After enabling debugging, I’ve noticed that I can see it issuing the requests to Elasticsearch, however it seems to stop after some period of time. It looks like it aligns when I receive a message that issues an API request, which if it comes back invalid (or not ready) it’ll store that message in state and wait for the next time it sees a message from that tenant to evict the previous messages (if the the response was good). Something like this:
Copy code
// Get the current configuration (for this tenant)
var someConfigurationInfo = configuration.value()
val queuedMessages = messagesAwaitingConfiguration.get()

// If we don't have configuration, get it
if (someConfigurationInfo == nulL){
    // Get the configuration from an endpoint
    someConfigurationInfo = lookupConfigurationFromEndpoint(...)

    // If it's bad, queue the message and just wait until it's good
    if (someConfigurationInfo == null){
        messagesAwaitingConfiguration.add(message)
    }
    else {
        // Configuration was good, store it (so we don't have to request it every time for this tenant)
        configuration.update(someConfigurationInfo)

        // Evict any previous messages from state
        evictQueuedMessages(someConfigurationInfo, context.currentKey, out)
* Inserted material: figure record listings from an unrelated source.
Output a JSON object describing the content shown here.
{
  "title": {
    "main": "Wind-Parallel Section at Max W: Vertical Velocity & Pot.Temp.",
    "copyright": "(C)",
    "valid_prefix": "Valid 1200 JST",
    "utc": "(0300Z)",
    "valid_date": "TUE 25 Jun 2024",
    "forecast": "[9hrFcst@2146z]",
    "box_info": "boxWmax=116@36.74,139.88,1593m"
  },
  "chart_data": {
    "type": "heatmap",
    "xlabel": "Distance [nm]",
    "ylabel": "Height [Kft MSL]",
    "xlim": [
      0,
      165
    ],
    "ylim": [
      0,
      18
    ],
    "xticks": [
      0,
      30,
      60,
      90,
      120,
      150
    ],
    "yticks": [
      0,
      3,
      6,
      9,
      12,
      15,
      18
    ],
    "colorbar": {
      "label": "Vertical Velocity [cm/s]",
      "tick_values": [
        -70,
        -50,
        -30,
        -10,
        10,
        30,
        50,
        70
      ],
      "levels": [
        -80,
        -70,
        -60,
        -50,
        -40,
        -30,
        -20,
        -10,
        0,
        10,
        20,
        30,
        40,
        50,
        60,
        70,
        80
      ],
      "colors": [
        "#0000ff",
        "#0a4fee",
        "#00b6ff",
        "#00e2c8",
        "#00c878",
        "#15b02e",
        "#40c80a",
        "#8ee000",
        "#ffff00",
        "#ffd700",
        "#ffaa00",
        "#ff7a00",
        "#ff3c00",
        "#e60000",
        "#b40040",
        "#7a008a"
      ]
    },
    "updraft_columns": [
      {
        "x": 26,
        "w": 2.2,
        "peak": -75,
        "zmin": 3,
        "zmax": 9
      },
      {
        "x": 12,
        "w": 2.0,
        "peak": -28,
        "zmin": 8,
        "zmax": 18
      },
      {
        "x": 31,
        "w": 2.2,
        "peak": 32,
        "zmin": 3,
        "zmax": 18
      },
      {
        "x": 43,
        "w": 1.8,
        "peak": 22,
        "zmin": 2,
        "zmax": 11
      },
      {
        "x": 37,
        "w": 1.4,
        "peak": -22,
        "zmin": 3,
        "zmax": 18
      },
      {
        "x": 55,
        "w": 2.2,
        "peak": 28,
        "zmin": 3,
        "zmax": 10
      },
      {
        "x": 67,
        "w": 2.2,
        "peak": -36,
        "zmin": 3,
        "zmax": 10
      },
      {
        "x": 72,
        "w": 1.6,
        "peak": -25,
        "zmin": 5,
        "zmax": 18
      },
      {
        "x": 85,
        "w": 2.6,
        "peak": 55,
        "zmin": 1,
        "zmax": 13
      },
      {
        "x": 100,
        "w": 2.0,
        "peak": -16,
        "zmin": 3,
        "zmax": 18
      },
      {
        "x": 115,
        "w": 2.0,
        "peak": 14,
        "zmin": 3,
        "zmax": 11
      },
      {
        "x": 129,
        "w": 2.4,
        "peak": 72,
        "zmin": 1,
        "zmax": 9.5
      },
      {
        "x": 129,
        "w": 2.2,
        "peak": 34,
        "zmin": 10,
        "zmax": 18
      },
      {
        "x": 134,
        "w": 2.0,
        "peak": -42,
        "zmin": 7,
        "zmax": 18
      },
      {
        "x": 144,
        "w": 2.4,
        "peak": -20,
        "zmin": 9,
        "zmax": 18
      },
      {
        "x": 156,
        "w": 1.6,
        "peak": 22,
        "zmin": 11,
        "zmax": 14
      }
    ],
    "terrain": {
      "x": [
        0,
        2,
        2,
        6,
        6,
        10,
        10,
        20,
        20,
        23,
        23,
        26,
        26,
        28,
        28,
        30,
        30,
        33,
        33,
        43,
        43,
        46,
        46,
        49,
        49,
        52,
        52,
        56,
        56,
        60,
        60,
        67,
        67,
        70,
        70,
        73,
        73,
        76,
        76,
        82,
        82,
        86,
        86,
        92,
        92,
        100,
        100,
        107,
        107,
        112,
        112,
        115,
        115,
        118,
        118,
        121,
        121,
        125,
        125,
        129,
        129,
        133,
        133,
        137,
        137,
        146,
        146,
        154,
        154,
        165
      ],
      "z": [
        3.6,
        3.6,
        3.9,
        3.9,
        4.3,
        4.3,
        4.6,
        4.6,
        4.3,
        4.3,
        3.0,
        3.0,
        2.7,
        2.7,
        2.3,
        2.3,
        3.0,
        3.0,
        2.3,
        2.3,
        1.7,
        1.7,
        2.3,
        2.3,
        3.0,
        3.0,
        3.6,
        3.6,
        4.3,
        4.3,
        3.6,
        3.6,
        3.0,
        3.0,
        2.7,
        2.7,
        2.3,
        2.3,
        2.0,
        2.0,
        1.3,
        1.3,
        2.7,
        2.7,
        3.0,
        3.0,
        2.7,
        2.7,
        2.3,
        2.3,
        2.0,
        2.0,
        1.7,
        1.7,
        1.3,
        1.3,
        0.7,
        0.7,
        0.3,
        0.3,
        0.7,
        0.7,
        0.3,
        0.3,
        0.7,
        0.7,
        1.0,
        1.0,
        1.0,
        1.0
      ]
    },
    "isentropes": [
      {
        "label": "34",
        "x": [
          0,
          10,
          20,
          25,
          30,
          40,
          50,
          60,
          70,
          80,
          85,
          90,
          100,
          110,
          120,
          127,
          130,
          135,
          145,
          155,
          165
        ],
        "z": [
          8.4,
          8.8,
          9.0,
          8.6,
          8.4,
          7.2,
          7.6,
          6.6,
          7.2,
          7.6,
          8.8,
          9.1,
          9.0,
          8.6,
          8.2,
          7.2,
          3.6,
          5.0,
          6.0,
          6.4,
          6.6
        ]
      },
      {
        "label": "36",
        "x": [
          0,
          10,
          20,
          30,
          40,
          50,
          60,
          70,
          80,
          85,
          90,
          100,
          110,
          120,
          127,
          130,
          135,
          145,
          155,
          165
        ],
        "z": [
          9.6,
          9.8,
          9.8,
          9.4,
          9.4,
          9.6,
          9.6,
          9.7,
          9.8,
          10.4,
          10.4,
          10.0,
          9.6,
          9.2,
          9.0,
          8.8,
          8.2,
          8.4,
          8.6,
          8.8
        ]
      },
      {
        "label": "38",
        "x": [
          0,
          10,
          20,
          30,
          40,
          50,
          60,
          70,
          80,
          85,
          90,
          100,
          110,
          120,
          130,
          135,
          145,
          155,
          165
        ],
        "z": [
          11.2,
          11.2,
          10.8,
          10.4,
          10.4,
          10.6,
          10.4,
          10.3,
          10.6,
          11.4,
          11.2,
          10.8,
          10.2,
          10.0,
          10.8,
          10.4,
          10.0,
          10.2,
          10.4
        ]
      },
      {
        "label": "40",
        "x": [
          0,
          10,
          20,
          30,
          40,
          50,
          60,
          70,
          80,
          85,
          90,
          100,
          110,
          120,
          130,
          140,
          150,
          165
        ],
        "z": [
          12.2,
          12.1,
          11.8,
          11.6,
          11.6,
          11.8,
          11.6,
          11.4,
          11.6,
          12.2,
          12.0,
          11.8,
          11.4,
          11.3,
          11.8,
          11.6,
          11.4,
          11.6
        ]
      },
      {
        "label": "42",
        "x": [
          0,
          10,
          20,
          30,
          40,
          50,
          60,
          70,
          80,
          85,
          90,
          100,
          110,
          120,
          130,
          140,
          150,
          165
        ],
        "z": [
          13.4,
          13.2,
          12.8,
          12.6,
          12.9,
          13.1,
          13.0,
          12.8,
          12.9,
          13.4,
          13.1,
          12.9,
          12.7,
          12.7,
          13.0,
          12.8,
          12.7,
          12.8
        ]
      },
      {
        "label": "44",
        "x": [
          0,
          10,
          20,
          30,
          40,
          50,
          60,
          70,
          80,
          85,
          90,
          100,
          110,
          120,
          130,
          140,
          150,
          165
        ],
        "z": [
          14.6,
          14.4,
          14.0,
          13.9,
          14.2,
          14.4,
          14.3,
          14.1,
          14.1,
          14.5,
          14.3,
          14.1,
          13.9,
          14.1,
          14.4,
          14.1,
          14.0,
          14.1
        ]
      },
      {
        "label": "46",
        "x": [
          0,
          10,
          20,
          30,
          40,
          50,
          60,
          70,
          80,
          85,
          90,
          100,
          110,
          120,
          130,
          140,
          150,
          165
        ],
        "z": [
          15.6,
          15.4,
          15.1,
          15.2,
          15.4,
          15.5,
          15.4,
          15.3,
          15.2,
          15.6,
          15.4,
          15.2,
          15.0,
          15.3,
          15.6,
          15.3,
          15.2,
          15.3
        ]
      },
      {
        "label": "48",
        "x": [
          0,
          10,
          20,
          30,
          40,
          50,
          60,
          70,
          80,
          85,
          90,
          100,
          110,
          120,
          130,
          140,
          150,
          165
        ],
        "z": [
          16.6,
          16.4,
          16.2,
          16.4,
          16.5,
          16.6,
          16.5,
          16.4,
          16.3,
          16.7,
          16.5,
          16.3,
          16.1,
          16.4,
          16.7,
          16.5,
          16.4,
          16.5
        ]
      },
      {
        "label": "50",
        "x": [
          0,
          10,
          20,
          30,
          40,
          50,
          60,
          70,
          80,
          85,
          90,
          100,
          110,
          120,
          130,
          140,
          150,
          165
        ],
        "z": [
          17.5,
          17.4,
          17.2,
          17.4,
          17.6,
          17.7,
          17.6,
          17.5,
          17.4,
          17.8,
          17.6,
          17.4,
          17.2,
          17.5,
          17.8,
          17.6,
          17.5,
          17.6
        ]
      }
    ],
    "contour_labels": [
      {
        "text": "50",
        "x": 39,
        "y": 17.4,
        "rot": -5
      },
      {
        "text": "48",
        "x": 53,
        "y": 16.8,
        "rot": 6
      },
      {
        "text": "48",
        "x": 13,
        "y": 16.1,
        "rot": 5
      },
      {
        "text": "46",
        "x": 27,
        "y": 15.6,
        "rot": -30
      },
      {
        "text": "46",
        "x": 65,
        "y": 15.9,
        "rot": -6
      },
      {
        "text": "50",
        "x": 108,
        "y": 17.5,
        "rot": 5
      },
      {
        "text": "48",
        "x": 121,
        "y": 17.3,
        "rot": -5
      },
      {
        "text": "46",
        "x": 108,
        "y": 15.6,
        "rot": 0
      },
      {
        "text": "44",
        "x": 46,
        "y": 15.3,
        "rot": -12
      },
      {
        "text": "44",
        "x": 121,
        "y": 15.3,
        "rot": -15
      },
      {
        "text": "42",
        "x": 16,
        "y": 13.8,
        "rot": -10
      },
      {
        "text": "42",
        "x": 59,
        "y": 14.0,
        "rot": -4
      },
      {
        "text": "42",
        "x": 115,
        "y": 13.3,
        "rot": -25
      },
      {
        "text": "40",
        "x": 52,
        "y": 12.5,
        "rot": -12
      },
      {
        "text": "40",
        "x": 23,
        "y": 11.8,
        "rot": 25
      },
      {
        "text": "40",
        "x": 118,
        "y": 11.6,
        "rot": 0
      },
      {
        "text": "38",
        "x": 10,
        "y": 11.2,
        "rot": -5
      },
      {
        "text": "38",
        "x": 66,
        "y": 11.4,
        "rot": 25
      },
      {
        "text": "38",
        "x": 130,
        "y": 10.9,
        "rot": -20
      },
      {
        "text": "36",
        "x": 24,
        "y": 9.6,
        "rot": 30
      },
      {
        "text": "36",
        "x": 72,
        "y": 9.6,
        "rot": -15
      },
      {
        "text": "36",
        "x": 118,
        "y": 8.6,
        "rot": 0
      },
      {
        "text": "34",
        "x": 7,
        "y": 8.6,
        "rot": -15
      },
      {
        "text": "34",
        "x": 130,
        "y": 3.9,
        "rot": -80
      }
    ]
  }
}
        // Output the current message
        out.collection(currentMessage)
    }
}
else {
    out.collection(currentMessage)
}
I’m assuming that adding a message to state is enough such that the job will continue processing messages (and commiting the offset for this one)?
Following up on this - the issue/troublesome sink was in fact Postgres, which had run out of disk space and eventually the job couldn’t connect to it (per the TM logs). So phrasing my question a bit differently: when a checkpoint or sink is failing, is it possible to know which of those was lagging and causing the checkpoint to fail? Looking at the graph for the job, all three of the sinks seem to be merged/grouped under the same single operator, so it’s not quite clear which of them is to blame when something goes wrong.